Determined to win a cutthroat competition to become the King’s Mage, Selene Dreshé enlists the help of a devastatingly beautiful man she discovers trapped within a mirror deep beneath the opera house where she studies.
Selene has only one goal: To sing into existence magic unique and powerful enough to win L’Opéra du Magician and help her become King’s Mage, a title once held by her father, the great Giuseppe Dreshé, now known colloquially as the Mad Mage after his violent fall from grace. But in a world where magic seems to be used only for art and entertainment, the competition at L’Opéra du Magician turns cutthroat when a fellow student steals the song Selene has been working on for the last three years, and her chances of winning the King’s Mage position plummet. Selene is exhausted and emotionally drained, but her fate takes an unexpected turn when she discovers a mirror—forbidden within the walls of the opera house—hidden in the depths of the building. Trapped within it is a devastatingly handsome (and nameless) man who offers to teach her a darker kind of magic—one that is strictly forbidden and uses blood rather than music—in order to tap into her full potential and win the competition.
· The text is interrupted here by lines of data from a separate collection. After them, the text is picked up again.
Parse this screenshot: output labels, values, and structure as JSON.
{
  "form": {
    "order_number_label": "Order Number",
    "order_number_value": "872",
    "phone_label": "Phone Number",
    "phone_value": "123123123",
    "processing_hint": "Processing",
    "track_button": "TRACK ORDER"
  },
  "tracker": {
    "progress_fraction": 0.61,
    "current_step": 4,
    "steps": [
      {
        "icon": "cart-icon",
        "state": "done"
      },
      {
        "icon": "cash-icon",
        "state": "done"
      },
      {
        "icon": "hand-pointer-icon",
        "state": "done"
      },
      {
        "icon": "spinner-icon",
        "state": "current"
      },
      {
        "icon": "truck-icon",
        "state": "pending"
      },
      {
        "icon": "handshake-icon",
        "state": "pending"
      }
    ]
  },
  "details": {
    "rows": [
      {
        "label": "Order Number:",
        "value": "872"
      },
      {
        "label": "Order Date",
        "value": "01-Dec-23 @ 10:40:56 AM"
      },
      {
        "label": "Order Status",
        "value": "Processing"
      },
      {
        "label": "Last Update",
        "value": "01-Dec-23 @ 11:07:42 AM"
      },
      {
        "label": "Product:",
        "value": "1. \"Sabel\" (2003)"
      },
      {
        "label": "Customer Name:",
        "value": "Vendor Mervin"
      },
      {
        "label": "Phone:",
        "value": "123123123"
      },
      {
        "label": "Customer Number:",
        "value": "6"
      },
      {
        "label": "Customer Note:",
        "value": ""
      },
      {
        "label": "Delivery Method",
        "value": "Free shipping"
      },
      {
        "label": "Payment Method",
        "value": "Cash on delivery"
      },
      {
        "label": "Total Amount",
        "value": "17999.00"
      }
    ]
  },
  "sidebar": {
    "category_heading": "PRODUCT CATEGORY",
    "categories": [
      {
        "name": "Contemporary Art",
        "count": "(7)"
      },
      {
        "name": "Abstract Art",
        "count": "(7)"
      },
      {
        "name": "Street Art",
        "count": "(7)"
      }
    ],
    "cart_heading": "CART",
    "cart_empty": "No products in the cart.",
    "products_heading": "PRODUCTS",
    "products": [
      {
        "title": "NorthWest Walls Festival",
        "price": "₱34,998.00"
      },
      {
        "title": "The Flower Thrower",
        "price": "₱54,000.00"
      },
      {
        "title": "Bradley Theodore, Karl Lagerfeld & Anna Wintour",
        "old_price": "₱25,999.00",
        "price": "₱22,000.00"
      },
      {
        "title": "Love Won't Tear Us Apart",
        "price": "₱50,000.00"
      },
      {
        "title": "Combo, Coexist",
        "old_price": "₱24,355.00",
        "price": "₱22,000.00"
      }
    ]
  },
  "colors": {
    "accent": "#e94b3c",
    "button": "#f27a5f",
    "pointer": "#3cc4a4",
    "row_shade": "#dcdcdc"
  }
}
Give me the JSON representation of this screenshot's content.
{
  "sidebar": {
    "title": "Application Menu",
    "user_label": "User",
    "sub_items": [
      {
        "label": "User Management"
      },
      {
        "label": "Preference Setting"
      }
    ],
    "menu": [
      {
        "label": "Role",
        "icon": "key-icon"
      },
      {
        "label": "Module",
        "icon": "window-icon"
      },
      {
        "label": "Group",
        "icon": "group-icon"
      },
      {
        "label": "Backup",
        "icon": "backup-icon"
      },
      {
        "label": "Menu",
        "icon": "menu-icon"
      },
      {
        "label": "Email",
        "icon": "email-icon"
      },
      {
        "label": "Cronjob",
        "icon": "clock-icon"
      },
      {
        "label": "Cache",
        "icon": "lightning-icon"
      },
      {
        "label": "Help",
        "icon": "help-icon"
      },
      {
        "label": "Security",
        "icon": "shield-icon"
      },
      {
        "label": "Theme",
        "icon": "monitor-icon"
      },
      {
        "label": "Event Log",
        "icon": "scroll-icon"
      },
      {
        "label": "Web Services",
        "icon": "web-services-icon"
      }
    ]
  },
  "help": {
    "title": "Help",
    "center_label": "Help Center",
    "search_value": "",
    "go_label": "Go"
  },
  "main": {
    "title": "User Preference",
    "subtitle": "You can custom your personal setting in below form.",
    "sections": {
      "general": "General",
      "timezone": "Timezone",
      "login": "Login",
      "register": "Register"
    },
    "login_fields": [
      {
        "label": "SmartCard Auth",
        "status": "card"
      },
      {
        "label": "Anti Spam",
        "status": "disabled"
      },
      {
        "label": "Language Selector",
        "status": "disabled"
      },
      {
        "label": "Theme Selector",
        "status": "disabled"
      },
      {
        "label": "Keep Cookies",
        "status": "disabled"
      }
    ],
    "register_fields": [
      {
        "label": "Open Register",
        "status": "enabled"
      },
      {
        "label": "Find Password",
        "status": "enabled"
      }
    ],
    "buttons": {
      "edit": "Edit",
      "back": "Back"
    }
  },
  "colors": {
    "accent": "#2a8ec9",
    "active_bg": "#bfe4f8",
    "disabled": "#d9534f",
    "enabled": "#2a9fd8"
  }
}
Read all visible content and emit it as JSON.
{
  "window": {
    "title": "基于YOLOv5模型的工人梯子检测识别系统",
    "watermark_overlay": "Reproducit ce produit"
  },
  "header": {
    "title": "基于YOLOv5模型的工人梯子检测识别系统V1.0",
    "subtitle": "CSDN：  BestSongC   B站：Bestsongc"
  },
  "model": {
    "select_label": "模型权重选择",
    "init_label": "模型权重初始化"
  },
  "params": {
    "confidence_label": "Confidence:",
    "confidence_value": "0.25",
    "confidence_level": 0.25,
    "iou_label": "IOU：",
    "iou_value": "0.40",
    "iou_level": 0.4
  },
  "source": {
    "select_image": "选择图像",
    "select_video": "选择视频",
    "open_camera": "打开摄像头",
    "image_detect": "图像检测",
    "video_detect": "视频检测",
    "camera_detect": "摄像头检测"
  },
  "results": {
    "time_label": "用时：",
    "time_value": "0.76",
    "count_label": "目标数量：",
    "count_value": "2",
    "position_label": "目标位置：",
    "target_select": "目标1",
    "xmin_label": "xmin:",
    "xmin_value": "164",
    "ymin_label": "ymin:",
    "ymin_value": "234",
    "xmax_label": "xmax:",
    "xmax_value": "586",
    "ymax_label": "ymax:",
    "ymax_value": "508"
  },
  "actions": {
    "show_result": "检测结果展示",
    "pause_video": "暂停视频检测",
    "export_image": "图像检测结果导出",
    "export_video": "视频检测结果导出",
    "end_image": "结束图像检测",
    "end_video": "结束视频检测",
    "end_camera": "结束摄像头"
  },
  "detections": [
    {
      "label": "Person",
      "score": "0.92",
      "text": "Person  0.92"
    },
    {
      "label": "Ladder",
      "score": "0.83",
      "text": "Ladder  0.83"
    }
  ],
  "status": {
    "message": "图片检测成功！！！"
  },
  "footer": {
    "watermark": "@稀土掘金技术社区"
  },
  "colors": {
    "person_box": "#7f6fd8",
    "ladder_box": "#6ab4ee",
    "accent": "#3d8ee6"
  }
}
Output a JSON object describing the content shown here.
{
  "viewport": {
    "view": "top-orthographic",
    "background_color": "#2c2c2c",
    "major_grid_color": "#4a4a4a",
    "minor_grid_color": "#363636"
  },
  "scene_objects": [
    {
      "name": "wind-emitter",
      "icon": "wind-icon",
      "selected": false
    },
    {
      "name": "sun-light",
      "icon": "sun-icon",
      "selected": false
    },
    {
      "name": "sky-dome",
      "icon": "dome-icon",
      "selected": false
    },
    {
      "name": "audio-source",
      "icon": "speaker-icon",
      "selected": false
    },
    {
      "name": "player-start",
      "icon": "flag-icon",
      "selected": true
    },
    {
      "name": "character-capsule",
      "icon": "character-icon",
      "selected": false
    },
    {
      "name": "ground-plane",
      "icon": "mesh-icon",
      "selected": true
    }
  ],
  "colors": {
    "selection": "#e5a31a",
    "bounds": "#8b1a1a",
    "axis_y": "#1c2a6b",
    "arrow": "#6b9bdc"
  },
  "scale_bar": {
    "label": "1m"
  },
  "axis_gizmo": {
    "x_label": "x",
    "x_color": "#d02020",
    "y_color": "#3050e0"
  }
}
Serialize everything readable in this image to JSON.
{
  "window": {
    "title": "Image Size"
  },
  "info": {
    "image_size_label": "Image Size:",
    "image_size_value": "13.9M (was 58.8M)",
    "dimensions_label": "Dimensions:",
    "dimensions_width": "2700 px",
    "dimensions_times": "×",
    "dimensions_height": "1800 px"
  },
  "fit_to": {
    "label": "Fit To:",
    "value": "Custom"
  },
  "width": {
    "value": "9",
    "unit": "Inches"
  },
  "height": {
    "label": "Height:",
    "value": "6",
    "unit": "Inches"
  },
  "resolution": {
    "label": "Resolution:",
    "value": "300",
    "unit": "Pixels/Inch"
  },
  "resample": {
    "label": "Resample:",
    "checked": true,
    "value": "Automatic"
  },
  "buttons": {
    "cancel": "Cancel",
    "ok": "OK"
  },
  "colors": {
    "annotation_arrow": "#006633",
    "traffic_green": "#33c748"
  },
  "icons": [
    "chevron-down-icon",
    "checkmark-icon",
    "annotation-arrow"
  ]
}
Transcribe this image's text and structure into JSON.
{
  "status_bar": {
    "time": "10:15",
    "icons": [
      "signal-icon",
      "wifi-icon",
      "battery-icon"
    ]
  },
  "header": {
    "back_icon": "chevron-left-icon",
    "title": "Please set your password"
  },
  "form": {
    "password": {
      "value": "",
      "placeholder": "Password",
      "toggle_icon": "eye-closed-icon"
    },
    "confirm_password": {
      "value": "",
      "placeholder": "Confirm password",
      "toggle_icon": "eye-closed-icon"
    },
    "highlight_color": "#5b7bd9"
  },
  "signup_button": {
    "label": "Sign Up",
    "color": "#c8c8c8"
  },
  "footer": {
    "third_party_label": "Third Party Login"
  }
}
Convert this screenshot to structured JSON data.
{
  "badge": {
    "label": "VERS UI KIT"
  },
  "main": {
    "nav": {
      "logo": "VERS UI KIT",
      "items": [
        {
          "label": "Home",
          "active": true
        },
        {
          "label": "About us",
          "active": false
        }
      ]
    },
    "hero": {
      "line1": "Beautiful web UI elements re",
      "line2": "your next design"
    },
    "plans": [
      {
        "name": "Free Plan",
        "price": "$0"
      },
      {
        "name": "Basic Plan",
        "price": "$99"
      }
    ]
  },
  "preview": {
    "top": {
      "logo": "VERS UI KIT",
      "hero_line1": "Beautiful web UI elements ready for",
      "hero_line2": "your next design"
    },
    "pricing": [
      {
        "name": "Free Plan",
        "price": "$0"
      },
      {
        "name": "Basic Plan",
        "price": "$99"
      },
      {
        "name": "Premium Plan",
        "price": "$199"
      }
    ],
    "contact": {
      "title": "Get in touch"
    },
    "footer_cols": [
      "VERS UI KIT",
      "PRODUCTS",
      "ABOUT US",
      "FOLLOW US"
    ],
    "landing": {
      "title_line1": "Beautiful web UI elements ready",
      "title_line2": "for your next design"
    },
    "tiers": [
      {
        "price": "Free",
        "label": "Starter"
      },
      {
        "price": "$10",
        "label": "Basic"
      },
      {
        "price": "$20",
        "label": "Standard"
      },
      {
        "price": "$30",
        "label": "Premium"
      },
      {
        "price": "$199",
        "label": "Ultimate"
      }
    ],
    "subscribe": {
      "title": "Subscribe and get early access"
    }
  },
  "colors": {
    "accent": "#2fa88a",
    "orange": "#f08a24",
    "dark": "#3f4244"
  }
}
As the race to win L’Opéra du Magician becomes more deadly, Selene navigates a tangled web of secrets, betrayal, ambitious practitioners of magic, and an undeniably Phantom of the Opera–inspired love triangle. While Jauregui Eccles’ magic system and its dangerous side effects are intriguing, the characters lack chemistry (either romantic or platonic), some parts of the world feel underdeveloped, and the story leans heavily on standard romantasy tropes.
Music is magic in this cliched fantasy.